I wish, wish, wish this would just happen already.

This blog.

This blog is for me, though you may find comfort in it too, knowing you're not alone. I've decided to share our ongoing struggle with fertility and our quest to have our first child together. We both desperately want to be parents and have not been successful in our three years of trying to conceive.

We started trying after my husband, Derek, graduated from his fire fighter training in May, 2007. He settled in to the Fire Department immediately and loves his job, especially his specialty (ha, see what I did there?), water rescue. I work in an office in Environment, and am not happy with where I am right now. I'm in the process of applying to enter a Masters of Arts program. Why? Because I'm trying not to put my life on hold.

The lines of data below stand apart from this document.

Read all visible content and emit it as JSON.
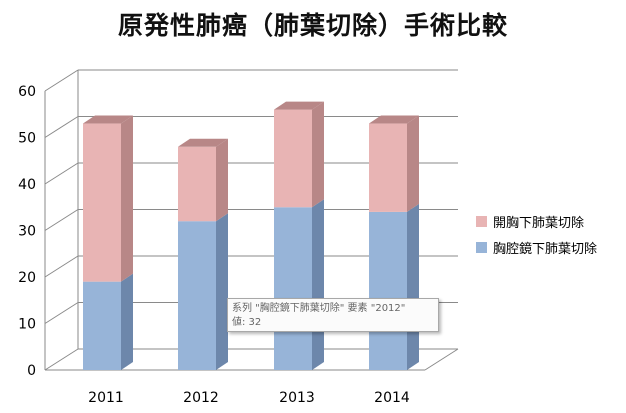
{
  "title": "原発性肺癌（肺葉切除）手術比較",
  "colors": {
    "series1": "#e8b4b4",
    "series2": "#97b4d8",
    "series1_dark": "#b88787",
    "series2_dark": "#6d87ab",
    "grid": "#8a8a8a"
  },
  "chart_data": {
    "type": "bar",
    "stacked": true,
    "categories": [
      "2011",
      "2012",
      "2013",
      "2014"
    ],
    "series": [
      {
        "name": "胸腔鏡下肺葉切除",
        "values": [
          19,
          32,
          35,
          34
        ]
      },
      {
        "name": "開胸下肺葉切除",
        "values": [
          34,
          16,
          21,
          19
        ]
      }
    ],
    "ylim": [
      0,
      60
    ],
    "yticks": [
      "0",
      "10",
      "20",
      "30",
      "40",
      "50",
      "60"
    ],
    "grid": true,
    "legend_position": "right"
  },
  "legend": [
    {
      "label": "開胸下肺葉切除",
      "color": "#e8b4b4"
    },
    {
      "label": "胸腔鏡下肺葉切除",
      "color": "#97b4d8"
    }
  ],
  "tooltip": {
    "line1": "系列 \"胸腔鏡下肺葉切除\" 要素 \"2012\"",
    "line2": "値: 32"
  }
}
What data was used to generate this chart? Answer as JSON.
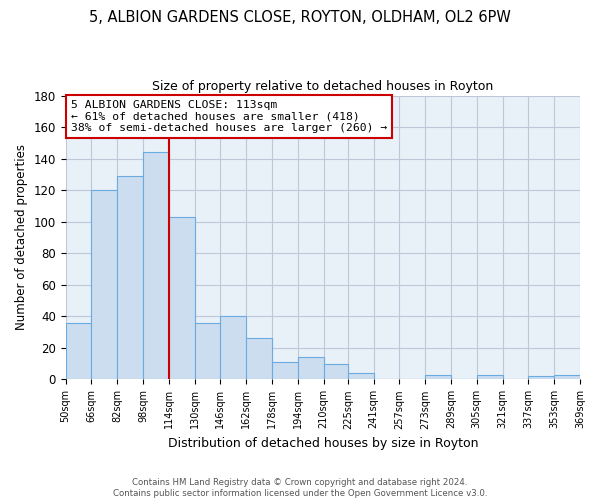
{
  "title": "5, ALBION GARDENS CLOSE, ROYTON, OLDHAM, OL2 6PW",
  "subtitle": "Size of property relative to detached houses in Royton",
  "xlabel": "Distribution of detached houses by size in Royton",
  "ylabel": "Number of detached properties",
  "bar_color": "#ccddf0",
  "bar_edge_color": "#6aace0",
  "plot_bg_color": "#e8f0f8",
  "bins": [
    50,
    66,
    82,
    98,
    114,
    130,
    146,
    162,
    178,
    194,
    210,
    225,
    241,
    257,
    273,
    289,
    305,
    321,
    337,
    353,
    369
  ],
  "values": [
    36,
    120,
    129,
    144,
    103,
    36,
    40,
    26,
    11,
    14,
    10,
    4,
    0,
    0,
    3,
    0,
    3,
    0,
    2,
    3
  ],
  "tick_labels": [
    "50sqm",
    "66sqm",
    "82sqm",
    "98sqm",
    "114sqm",
    "130sqm",
    "146sqm",
    "162sqm",
    "178sqm",
    "194sqm",
    "210sqm",
    "225sqm",
    "241sqm",
    "257sqm",
    "273sqm",
    "289sqm",
    "305sqm",
    "321sqm",
    "337sqm",
    "353sqm",
    "369sqm"
  ],
  "vline_x": 114,
  "vline_color": "#cc0000",
  "annotation_title": "5 ALBION GARDENS CLOSE: 113sqm",
  "annotation_line1": "← 61% of detached houses are smaller (418)",
  "annotation_line2": "38% of semi-detached houses are larger (260) →",
  "annotation_box_color": "#ffffff",
  "annotation_box_edge": "#cc0000",
  "ylim": [
    0,
    180
  ],
  "yticks": [
    0,
    20,
    40,
    60,
    80,
    100,
    120,
    140,
    160,
    180
  ],
  "footer1": "Contains HM Land Registry data © Crown copyright and database right 2024.",
  "footer2": "Contains public sector information licensed under the Open Government Licence v3.0.",
  "background_color": "#ffffff",
  "grid_color": "#c0c8d8"
}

We have one dog, Khuno, a husky/shepherd cross who we adopted after fostering him for the rescue organization we volunteer with. We also have an old, fat cat names Tiko.

We live in Calgary, Alberta in a nice, family neighborhood. Perfect for raising kids. Part of the reason we chose this house was because we expected to have a family soon. But, three years later and the house is still empty.

So, here I go with my blog. I hope we all find comfort in these written words.